RÉQUIEM POR LA MÁQUINA DE
ESCRIBIR
Félix J. Palma
Ayer volví a ver Mísery, algo que hago cada cierto
tiempo porque es una de mis películas favoritas. Y nuevamente volví
a irme a la cama pidiéndole a Dios no encontrarme nunca en la misma
situación que Paul Sheldon, su protagonista. No me refiero a tener
que escribir una novela bajo la supervisión de una enfermera
trastornada aficionada a troncharte los tobillos con un mazo, sino
a tener que escribir una novela en una máquina de escribir.

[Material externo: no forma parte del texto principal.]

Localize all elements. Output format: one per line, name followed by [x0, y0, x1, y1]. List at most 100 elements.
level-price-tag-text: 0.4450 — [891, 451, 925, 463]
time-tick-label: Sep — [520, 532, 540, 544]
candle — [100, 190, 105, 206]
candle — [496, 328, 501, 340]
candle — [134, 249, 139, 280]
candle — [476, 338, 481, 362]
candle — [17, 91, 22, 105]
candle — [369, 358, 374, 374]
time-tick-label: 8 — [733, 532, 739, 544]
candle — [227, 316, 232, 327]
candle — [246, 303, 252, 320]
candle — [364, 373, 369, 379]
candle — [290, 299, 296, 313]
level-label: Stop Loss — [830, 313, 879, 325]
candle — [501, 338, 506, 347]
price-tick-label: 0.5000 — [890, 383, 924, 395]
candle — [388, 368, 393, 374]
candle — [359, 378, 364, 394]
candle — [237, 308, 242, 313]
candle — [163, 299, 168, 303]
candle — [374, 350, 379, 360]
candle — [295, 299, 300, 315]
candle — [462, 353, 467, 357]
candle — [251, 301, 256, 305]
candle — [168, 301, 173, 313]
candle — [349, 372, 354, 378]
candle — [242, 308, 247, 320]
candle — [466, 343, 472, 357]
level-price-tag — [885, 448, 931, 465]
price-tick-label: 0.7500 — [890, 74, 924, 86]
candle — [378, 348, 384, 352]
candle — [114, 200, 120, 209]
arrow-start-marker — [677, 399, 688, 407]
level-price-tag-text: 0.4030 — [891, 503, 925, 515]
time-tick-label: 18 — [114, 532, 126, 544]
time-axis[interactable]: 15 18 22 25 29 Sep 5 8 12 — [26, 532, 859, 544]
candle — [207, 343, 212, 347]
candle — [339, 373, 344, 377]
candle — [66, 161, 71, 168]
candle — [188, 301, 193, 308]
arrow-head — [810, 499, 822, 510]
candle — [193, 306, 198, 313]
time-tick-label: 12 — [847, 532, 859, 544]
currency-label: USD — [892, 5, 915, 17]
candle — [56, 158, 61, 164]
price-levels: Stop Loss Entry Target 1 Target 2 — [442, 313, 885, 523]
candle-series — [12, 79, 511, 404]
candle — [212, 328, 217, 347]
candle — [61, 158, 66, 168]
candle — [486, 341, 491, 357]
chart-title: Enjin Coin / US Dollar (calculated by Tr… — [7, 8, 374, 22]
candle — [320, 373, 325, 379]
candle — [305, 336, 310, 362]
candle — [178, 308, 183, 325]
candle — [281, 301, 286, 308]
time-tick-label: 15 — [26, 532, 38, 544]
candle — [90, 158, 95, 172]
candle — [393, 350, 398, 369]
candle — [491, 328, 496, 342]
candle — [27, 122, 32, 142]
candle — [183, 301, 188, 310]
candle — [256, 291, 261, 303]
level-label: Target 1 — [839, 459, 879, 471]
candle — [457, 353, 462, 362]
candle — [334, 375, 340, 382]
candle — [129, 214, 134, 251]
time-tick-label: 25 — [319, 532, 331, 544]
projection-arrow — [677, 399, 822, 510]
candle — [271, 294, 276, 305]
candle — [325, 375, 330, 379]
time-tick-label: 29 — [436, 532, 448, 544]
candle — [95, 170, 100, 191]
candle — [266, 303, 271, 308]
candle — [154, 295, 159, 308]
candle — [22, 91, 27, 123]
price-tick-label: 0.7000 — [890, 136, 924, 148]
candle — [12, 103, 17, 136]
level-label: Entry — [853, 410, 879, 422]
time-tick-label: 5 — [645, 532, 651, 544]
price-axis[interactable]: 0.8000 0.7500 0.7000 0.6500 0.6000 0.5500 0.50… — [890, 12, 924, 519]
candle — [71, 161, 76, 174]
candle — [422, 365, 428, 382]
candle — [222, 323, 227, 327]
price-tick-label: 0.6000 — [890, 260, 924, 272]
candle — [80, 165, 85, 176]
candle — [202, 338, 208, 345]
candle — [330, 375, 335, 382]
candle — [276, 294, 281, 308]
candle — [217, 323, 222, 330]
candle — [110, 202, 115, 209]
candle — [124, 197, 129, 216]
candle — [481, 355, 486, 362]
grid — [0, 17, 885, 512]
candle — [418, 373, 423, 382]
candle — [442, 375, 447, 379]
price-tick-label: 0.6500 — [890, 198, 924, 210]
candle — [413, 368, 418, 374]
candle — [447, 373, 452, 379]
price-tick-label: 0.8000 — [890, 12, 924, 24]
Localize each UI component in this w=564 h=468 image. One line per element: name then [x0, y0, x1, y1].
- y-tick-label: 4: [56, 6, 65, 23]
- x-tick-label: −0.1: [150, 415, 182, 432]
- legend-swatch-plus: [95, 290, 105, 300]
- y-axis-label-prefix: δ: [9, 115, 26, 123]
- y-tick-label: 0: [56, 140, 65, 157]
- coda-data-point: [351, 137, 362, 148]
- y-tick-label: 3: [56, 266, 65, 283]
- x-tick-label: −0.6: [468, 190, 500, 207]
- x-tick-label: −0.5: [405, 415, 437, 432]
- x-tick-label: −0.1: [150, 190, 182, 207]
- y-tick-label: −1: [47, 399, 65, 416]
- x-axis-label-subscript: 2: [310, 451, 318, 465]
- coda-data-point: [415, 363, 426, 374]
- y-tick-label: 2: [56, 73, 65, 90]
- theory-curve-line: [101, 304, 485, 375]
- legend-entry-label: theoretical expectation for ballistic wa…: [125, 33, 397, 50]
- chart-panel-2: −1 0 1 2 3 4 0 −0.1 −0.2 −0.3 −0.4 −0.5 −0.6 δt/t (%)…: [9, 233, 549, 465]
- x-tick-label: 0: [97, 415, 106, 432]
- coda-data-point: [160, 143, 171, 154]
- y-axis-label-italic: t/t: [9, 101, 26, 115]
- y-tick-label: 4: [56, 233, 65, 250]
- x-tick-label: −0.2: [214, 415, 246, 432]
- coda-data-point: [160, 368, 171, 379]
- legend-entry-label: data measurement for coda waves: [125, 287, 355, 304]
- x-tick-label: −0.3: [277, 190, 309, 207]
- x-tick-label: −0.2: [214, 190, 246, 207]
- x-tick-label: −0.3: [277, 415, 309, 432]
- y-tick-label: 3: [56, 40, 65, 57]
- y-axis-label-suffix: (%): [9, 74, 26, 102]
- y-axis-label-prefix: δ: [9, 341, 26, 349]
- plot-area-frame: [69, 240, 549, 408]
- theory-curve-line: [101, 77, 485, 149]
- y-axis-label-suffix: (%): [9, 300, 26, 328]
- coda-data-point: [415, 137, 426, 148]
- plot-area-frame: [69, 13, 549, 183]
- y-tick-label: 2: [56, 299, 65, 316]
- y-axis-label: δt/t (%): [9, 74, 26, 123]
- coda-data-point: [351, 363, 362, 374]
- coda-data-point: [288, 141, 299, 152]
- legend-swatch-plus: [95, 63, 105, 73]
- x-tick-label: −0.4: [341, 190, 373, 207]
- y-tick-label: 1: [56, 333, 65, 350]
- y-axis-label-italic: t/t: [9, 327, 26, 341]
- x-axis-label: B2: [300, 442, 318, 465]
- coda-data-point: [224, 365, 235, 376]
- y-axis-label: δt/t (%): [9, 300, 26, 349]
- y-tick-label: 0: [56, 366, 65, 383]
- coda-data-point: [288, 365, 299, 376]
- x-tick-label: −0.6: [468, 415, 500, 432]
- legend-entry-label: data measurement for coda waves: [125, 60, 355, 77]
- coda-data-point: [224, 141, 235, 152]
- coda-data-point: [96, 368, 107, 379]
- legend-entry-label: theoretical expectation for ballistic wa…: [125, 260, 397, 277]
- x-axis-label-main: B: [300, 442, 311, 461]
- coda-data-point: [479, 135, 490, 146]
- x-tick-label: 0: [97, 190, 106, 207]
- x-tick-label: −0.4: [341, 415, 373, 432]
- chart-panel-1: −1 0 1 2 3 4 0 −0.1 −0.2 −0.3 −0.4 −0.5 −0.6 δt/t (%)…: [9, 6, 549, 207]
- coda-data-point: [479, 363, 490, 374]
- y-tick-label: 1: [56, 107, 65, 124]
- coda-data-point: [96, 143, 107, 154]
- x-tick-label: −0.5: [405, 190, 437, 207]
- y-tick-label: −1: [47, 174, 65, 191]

Hoy en día estamos tan acostumbrados a los ordenadores que nos
cuesta recordar que hubo un tiempo en el que no existían. Hasta los
catálogos de Ikea colocan uno falso en sus modernos escritorios,
como si fuera un elemento imprescindible para la armonía de sus
hogares de laboratorio. Pero existió una época donde las mesas de
los catálogos mostraban una extensión baldía, apenas salpicada por
un cartapacio, un bote con bolis y una lamparita, y en aquella
época remota e inhumana los escritores confeccionaban sus obras
aporreando las teclas de una máquina de escribir. Reconozco que
escribir novelones como "El mapa del tiempo" o "El mapa del cielo",
que exigen tantas revisiones, tantos trasvases de escenas de un
lugar a otro y tantas rectificaciones de datos, me habría resultado
una labor ímproba de no poder recurrir al "cortar y pegar" y demás
trucos del Word. Solo pensar en haber tenido que escribirlas en una
máquina de escribir me llena de pavor. Casi preferiría que Kathy
Bates me machacara los tobillos con su mazo, la verdad.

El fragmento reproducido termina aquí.